Разумеется, в течении всех этих лет коллективное фарисейство президиума было достаточно очевидно, но очень многие люди в надежде на лучшее будущее как-то мирились со своей судьбой. Но год шел за годом, и никаких признаков улучшения обстановки не замечалось - и это в стране, где в сфере умственного труда исторически был занят непропорционально высокий процент населения. События же развивались таким образом, что ни в чем не повинных людей либо должны были окончательно уволить с работы под надуманными предлогами, лишая их последних остатков самоуважения, либо реально вернуть им возможность заниматься любимым делом хотя бы ценой небольшого, но реального улучшения условий их труда. Кстати сказать, по этому поводу парламентом страны было даже как-то принято некое постановление, выполнять которое - тем более в горячке революционных буден - никто не спешил. Итак, альтернативы оставалась гнетущими, а молчание - всеобщим, хотя потребность в реформировании научной сферы не только созрела, но можно сказать, перезрела еще задолго до "революции роз".
Академический официоз и после свершения розового переворота не собирался отказываться от политики кулуарных сделок с властью. Но демократия - даже прокламируемая - весьма коварный строй. Вскоре выяснилось, что многие статусные, но застрявшие в нижних звеньях академической иерархии ученые вовсе не склонны демонстрировать исповедуемое испытанными в подковерных боях членами президиума каноническое молчание. "Революция роз" зародила в этих достоиных людях - а их количество оказалось неожиданно внушительным - надежду на восстановление справедливости. Они даже совершили в обход президиума определенный шаг к объединению - и это исторический факт: им удалось опубликовать в прессе воззвание к ученым Грузии с призывом созвать неформальный съезд ученых - т.н. форум. Такой форум действительно был созван и на нем даже удалось рассмотреть ряд животрепещущих вопросов научной жизни страны. Движение началось, но инициаторам форума казалось неприемлемым использовать во внутриакадемических разборках вмешательство организаций типа "Кмары" или "Басты". Можно предположить, что Коба и его партийные товарищи своевременно получили и использовали информацию о рожденной в недрах академических институтов инициативе.

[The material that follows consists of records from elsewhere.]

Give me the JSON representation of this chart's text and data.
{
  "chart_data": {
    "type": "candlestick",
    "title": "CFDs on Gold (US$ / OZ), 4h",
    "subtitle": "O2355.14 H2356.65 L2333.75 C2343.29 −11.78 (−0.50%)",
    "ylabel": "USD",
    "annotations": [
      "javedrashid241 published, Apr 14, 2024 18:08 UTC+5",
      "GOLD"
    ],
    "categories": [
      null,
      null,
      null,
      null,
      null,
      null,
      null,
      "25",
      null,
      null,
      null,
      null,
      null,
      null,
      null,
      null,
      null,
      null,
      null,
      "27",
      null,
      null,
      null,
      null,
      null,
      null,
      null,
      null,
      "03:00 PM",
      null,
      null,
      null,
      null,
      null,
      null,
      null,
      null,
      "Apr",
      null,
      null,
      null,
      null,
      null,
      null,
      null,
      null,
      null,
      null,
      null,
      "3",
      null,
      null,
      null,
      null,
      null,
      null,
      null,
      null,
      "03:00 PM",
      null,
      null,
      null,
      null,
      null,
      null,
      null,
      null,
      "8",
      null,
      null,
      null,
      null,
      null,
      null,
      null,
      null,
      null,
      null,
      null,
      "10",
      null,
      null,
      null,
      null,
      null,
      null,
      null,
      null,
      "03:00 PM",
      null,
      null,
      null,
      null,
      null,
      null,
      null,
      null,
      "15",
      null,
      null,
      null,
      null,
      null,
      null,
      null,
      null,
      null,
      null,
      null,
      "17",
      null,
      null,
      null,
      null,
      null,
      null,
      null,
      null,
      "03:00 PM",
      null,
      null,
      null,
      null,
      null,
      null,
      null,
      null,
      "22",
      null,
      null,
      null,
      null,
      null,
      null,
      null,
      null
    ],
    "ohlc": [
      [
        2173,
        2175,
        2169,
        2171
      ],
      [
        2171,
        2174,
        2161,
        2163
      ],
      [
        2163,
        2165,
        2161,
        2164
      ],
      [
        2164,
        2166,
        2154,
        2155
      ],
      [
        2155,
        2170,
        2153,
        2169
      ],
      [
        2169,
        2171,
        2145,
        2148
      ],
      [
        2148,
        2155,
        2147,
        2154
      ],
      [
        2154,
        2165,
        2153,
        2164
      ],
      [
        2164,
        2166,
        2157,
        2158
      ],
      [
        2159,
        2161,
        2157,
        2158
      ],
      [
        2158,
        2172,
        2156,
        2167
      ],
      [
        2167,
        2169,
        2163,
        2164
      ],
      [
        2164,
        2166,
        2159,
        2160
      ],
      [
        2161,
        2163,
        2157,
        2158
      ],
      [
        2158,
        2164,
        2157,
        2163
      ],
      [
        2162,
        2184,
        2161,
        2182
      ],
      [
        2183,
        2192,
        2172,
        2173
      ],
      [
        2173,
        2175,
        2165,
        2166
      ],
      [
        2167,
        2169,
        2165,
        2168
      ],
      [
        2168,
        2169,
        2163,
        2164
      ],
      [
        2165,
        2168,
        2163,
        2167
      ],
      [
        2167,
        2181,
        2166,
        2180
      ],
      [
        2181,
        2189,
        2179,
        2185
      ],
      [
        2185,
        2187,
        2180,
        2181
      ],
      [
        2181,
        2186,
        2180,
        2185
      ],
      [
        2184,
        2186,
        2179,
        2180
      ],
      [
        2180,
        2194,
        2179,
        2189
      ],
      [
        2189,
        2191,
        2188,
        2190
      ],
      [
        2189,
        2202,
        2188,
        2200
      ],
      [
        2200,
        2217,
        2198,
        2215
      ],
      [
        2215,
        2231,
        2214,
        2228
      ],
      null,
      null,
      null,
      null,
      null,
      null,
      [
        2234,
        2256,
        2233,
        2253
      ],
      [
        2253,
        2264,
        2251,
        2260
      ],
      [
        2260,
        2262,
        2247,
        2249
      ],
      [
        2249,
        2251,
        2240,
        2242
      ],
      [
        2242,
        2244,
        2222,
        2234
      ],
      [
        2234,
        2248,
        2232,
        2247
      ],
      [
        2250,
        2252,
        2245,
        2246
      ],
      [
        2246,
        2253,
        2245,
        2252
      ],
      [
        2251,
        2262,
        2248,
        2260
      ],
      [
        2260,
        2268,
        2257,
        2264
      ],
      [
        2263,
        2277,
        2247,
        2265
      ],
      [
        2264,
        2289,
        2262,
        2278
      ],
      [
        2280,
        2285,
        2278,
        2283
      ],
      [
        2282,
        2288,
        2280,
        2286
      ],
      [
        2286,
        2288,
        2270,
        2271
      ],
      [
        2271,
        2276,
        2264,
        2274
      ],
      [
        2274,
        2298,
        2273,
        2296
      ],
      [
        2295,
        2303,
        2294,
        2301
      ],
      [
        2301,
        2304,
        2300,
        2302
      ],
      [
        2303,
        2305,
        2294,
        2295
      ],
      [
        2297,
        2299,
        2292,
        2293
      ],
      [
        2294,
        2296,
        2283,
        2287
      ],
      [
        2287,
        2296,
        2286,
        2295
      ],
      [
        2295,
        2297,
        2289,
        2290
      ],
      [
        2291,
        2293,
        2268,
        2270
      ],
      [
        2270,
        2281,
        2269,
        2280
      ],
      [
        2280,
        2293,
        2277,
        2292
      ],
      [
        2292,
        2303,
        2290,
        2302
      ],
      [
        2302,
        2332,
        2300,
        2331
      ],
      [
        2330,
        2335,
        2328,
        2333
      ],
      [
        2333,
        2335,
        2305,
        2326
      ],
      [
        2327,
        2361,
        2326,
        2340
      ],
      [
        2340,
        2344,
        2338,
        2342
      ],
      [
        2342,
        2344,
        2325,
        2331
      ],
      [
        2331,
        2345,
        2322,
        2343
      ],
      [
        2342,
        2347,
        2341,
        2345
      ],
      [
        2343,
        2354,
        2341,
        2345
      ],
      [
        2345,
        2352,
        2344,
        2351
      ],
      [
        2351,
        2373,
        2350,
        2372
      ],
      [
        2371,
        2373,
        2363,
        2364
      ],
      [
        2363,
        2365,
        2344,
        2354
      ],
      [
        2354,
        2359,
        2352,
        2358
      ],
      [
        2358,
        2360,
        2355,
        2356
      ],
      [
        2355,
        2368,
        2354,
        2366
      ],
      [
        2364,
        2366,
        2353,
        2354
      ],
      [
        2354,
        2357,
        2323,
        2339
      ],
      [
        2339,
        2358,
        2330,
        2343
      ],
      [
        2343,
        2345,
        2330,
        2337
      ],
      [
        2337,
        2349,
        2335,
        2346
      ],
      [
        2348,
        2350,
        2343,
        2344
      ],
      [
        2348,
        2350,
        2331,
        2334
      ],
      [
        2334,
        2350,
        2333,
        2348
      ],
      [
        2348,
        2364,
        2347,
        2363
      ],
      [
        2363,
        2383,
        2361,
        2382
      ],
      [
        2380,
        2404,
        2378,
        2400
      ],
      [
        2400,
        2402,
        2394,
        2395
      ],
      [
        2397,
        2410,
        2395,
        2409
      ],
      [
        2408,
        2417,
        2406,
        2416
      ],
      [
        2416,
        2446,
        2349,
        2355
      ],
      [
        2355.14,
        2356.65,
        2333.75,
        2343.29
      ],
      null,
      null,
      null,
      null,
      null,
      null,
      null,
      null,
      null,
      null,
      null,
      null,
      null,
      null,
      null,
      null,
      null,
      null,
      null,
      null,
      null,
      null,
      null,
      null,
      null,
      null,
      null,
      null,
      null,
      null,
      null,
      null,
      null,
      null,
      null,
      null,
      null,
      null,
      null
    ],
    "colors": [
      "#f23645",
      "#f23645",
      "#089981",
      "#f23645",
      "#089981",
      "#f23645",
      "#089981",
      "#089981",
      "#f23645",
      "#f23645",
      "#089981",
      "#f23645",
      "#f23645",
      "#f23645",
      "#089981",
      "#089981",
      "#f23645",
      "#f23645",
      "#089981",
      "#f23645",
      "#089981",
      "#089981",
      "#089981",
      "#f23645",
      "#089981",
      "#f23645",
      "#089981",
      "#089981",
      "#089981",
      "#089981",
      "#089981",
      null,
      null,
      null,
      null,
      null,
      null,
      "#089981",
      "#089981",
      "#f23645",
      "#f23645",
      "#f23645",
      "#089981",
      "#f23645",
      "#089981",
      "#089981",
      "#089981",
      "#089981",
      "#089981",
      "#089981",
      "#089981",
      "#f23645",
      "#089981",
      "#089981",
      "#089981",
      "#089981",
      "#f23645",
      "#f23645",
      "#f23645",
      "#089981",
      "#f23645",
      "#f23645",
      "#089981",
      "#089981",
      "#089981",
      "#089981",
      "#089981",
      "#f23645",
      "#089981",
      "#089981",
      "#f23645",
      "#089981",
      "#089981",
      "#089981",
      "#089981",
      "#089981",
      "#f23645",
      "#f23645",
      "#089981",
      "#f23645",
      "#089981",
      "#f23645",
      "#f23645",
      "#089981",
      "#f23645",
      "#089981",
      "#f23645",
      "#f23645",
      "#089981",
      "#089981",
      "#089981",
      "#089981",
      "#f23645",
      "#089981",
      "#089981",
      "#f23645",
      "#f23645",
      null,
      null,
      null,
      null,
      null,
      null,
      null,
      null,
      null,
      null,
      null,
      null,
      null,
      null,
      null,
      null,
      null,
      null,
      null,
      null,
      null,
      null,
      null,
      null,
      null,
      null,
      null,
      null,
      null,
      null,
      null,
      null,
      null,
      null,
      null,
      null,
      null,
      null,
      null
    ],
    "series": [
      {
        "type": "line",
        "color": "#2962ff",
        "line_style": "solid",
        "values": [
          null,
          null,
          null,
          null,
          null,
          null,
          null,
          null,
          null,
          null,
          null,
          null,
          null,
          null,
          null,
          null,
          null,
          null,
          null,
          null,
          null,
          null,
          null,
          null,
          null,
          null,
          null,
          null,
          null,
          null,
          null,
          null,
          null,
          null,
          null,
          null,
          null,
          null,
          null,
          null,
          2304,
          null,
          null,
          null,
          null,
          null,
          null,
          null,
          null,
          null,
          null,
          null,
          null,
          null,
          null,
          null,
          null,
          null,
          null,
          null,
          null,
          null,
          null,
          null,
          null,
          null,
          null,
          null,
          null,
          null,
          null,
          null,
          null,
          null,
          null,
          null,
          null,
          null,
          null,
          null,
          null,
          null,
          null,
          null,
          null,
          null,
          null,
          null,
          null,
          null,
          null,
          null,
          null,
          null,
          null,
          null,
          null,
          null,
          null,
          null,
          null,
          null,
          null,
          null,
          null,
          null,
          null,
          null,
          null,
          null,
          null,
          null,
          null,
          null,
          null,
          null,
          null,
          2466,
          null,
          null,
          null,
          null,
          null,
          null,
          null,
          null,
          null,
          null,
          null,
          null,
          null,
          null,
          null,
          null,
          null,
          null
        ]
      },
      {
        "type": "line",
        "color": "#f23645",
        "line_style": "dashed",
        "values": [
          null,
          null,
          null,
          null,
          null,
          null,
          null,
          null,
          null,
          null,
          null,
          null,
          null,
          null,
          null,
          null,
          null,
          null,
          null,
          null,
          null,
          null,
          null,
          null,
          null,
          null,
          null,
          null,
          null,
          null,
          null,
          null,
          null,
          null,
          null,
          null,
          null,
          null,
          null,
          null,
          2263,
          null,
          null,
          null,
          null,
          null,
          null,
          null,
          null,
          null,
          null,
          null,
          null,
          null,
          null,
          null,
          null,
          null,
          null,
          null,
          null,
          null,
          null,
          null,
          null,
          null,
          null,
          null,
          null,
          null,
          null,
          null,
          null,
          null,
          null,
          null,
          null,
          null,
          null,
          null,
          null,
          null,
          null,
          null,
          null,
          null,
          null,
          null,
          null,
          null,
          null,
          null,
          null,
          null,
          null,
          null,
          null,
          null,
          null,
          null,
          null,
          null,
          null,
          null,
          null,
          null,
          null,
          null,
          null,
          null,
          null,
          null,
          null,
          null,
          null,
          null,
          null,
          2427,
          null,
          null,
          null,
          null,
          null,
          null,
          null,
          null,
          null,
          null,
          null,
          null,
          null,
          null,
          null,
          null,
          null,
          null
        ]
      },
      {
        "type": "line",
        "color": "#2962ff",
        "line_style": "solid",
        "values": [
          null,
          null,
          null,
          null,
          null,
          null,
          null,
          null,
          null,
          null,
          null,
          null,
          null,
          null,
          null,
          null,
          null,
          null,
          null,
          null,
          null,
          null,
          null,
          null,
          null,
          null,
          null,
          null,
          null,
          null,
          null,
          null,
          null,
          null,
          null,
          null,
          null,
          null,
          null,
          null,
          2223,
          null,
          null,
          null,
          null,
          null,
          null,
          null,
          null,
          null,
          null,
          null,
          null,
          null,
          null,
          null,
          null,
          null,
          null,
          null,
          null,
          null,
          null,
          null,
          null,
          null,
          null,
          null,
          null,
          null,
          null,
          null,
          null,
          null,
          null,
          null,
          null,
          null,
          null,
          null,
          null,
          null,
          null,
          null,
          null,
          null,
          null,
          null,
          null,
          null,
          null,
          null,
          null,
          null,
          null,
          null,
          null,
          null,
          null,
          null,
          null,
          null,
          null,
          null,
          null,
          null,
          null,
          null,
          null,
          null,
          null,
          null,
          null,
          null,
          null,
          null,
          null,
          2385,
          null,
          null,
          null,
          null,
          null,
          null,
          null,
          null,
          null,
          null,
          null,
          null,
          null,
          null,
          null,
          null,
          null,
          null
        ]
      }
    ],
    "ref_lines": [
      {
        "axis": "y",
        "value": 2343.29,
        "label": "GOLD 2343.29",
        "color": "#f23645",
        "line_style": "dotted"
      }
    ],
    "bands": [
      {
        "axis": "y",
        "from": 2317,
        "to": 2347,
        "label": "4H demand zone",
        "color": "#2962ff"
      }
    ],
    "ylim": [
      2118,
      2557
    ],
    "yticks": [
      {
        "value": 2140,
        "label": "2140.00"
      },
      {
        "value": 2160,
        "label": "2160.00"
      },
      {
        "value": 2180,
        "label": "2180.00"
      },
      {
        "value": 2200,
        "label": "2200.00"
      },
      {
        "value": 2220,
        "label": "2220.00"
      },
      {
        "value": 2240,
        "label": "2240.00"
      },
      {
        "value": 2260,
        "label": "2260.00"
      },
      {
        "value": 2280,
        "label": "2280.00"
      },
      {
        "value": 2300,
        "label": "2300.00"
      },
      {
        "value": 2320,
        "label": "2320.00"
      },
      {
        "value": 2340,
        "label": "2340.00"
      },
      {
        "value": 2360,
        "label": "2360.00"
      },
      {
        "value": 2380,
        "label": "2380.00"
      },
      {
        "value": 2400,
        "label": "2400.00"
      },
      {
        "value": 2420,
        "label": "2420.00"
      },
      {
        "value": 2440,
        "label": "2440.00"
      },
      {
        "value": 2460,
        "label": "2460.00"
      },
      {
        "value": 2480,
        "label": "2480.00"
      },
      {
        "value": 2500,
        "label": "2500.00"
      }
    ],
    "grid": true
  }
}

В предверии ожидаемых политических схваток идеалистически настроенные основатели Партии Знающих Как, конечно же, искали сторонников именно среди таких, общественно активных ученых, но шансов на победу в борьбе - в отличии от бывшей партии "зеленых" - у них на самом деле не было. В конце концов то обстоятельство, что эти странные ученые привыкли получать краюху хлеба насущного, пускай и незначительную, не совсем обычным путем - через излишнее умствование, оказалось вполне достаточным для их дискредитации. Ибо политическая группа, возникающая исключительно на профессиональной основе, или политическое движение, создаваемое той или иной локальной фракцией ради достижения своих сугубо конкретных целей, не могут рассчитывать на преодоление существующего в стране предвыборного барьера и обречены на поражение - в лучшем случае достойное.
X X X
- Я в полном трансе, Че! Вчера он попросил у меня руку и сердце. Даже не знаю, что ему ответить.
- Поразительно! Ну и что же ты ему ответила?
- Говоря по правде, я растерялась. Попросила подождать до завтра, сказала что подумаю.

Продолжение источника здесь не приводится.